Raffaella Gerboni received the MSc in Energy Nuclear Engineering in 20 0 0 and a PhD in Energy Engineering in 2006 both from the Politecnico di Torino. She received a five year contract as a Researcher at the Energy Department of Politecnico where she has been also a Post Doc Fellow Researcher for more than five years. She has authored a book chapter with Woodhead–Elsevier and co-authored a book chapter with Springer. She is member of the Editorial Board of the International Journal of Contemporary Energy and serves as a reviewer for 3 Elsevier Journals. Her expertise is focused on energy systems analysis and on clean and efficient energy technologies. She has been responsible for MSc and Specializing Master Courses.

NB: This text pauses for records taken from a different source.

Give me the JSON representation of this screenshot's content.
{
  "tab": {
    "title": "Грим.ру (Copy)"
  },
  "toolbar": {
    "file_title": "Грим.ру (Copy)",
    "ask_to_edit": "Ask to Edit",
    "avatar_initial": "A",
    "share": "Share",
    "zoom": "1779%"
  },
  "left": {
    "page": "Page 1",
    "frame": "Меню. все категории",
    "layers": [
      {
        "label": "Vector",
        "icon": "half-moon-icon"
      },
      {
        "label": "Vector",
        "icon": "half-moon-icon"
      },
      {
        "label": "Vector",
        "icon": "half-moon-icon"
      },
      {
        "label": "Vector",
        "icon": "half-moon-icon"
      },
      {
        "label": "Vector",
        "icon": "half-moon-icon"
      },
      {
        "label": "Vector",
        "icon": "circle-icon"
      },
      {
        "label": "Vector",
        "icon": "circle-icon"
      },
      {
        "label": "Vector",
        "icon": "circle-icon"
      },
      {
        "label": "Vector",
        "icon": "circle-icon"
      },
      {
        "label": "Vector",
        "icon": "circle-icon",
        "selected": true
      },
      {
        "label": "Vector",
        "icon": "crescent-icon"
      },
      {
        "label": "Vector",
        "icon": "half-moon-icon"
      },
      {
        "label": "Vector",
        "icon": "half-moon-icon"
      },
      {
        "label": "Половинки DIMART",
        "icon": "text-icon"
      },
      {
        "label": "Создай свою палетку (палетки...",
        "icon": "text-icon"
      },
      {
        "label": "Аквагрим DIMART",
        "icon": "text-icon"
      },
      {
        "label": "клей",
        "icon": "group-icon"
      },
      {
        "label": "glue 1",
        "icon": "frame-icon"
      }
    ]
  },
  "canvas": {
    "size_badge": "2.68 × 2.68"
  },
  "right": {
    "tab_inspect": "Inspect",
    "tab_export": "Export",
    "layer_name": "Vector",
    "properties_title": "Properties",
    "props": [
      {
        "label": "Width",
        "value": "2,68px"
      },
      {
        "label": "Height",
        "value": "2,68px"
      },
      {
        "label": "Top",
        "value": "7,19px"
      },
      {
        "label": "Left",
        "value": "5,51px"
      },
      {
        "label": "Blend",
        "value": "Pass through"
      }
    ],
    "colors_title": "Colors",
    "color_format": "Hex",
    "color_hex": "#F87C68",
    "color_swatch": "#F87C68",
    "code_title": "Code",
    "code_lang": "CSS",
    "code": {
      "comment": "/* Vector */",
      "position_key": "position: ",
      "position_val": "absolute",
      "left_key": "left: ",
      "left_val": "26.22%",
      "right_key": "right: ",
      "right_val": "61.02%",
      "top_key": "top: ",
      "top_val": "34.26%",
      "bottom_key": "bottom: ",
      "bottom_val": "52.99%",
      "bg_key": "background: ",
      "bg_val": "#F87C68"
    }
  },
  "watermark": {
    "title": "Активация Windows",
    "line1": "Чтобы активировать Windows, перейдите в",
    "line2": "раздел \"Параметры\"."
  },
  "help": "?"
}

Marco Ajmone Marsan holds a double appointment as Full Professor at the Department of Electronics and Telecommunications of the Politecnico di Torino (Italy), and Research Professor at IMDEA Networks Institute (Spain). He earned his graduate degree in Electrical Engineering from the Politecnico di Torino in 1974 and completed his M.Sc. in Electrical Engineering at the University of California at Los Angeles (USA) in 1978. In 2002, he was awarded a “Honoris Causa” Ph.D. in Telecommunication Networks from the Budapest University of Technology and Economics. From 2003 to 2009 he was Director of the IEIIT–CNR (Institute for Electronics, Information and Telecommunication Engineering of the National Research Council of Italy). From 2005 to 2009 he was Vice-Rector for Research, Innovation and Technology Transfer at Politecnico di Torino. Marco Ajmone Marsan is involved in several national and international scientific groups: He was Chair of the Italian Group of Telecommunication Professors (GTTI); the Italian Delegate in the ICT Committee and in the ERC Committee of the EC’s 7th Framework Programme. He is a Fellow of the IEEE and he is listed by Thomson-ISI amongst the highly-cited researchers in Computer Science. He has been principle investigator for a large number of research contracts with industries, and coordinator of several national and international research projects.